According to Moneyfacts, the difference between the average two-year fixed rate deal at 90 per cent LTV and 95 per cent LTV has fallen to just 0.65 per cent – down from a high of 1.57 per cent in October 2017.

During this time, average interest rates on 90 per cent LTV deals have remained largely unchanged at 2.65 per cent today, while typical 95 per cent rates have dropped from 4.19 per cent to 3.30 per cent.

Along with these falls in rates, there has also been a growing number of lenders and products entering the higher LTV markets.


Competition pushing rates down

Moneyfacts said it was evident that “healthy competition” among lenders was the reason for pushing rates and margins down.

“This is fantastic news for potential first-time buyers who are looking to find their first step on the housing ladder,” it added.
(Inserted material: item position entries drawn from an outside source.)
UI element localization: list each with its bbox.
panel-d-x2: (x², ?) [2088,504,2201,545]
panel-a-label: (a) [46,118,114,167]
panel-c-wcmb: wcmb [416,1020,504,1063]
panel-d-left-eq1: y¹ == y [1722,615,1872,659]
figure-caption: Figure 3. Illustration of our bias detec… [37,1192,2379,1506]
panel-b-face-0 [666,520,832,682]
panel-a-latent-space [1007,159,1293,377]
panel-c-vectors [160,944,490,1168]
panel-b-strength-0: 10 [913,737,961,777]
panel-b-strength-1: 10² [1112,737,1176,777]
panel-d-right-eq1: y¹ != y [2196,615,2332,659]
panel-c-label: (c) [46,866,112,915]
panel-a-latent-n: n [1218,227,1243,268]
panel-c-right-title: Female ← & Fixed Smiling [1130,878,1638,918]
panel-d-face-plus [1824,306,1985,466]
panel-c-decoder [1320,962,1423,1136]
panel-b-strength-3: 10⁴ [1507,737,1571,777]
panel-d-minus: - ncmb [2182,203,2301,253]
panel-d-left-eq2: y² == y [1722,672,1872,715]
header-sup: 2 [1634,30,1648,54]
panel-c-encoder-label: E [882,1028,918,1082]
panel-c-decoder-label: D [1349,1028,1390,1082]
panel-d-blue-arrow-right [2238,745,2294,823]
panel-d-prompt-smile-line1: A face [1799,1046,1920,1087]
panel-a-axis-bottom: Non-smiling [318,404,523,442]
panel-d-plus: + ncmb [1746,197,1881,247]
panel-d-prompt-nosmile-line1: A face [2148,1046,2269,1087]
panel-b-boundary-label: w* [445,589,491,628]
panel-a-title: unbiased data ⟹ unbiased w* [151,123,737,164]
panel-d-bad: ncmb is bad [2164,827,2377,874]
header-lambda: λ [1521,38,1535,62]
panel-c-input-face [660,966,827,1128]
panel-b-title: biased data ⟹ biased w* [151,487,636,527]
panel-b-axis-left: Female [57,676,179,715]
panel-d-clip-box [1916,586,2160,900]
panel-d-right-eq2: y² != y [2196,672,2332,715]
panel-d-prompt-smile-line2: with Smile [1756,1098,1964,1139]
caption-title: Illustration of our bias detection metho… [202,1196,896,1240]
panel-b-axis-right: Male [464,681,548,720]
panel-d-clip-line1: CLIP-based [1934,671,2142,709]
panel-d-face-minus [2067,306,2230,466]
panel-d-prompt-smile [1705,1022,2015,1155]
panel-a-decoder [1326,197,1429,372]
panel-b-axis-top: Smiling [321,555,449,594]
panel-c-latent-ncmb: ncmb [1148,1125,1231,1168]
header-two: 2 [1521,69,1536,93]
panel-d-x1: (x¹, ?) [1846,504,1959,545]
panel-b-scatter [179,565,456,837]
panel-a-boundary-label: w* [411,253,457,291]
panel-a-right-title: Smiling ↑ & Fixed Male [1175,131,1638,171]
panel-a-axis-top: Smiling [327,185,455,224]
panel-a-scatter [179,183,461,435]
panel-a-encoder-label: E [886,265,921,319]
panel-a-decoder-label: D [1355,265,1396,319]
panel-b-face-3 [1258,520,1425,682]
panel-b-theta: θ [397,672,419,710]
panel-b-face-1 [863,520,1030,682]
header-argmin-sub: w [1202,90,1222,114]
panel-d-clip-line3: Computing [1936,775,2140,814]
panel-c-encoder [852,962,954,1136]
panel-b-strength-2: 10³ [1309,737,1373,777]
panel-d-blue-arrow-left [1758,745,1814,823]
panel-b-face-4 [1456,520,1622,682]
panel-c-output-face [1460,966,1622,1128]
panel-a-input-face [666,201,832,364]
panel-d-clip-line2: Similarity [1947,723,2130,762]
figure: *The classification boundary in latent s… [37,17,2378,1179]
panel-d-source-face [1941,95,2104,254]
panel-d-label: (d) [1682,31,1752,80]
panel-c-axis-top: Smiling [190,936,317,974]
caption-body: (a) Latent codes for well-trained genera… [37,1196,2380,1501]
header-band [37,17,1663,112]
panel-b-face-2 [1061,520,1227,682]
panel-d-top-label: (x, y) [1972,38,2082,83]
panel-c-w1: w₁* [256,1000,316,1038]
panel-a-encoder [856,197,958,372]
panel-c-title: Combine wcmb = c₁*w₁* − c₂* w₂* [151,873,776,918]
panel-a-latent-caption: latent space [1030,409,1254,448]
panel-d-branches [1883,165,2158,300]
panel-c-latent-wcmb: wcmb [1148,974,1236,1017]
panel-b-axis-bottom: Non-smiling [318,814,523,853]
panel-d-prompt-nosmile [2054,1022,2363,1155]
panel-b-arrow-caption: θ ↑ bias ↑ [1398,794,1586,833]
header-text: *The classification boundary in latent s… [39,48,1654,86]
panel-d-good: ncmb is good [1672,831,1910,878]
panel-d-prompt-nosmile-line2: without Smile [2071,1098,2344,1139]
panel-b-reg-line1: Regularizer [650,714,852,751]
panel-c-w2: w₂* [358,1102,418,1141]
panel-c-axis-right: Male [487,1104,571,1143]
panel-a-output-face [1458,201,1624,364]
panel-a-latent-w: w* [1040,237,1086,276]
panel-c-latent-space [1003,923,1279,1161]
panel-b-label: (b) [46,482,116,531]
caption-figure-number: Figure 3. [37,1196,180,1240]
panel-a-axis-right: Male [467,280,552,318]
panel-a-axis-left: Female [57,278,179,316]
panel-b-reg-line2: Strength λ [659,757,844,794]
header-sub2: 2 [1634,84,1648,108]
However, the difference in margin is also starting to impact the market with many high street lenders reporting cuts in their net interest margins in annual results, the difference between savings and lending rates.

And the competition throughout the market has led to lenders withdrawing as they are unable to cope with the increasing risk and falling rates.


Lenders forfeiting risk provision

“A mortgage provider’s provision for costs, such as funding and administration expenses, are seemingly a constant addition to a mortgage rate, irrespective of different LTV tiers,” said Moneyfacts spokesman Darren Cook.

“Therefore, the biggest contributing factor to the difference between a 90 per cent and 95 per cent LTV mortgage rate can be attributed to a provider making provision for future probability of default on the mortgage.

“In other words, providers need to factor in the greater potential of default on higher-LTV mortgages, which is why rates are typically higher at 95 per cent LTV – but as we’ve seen, they’re increasingly willing to sacrifice these margins in order to compete.”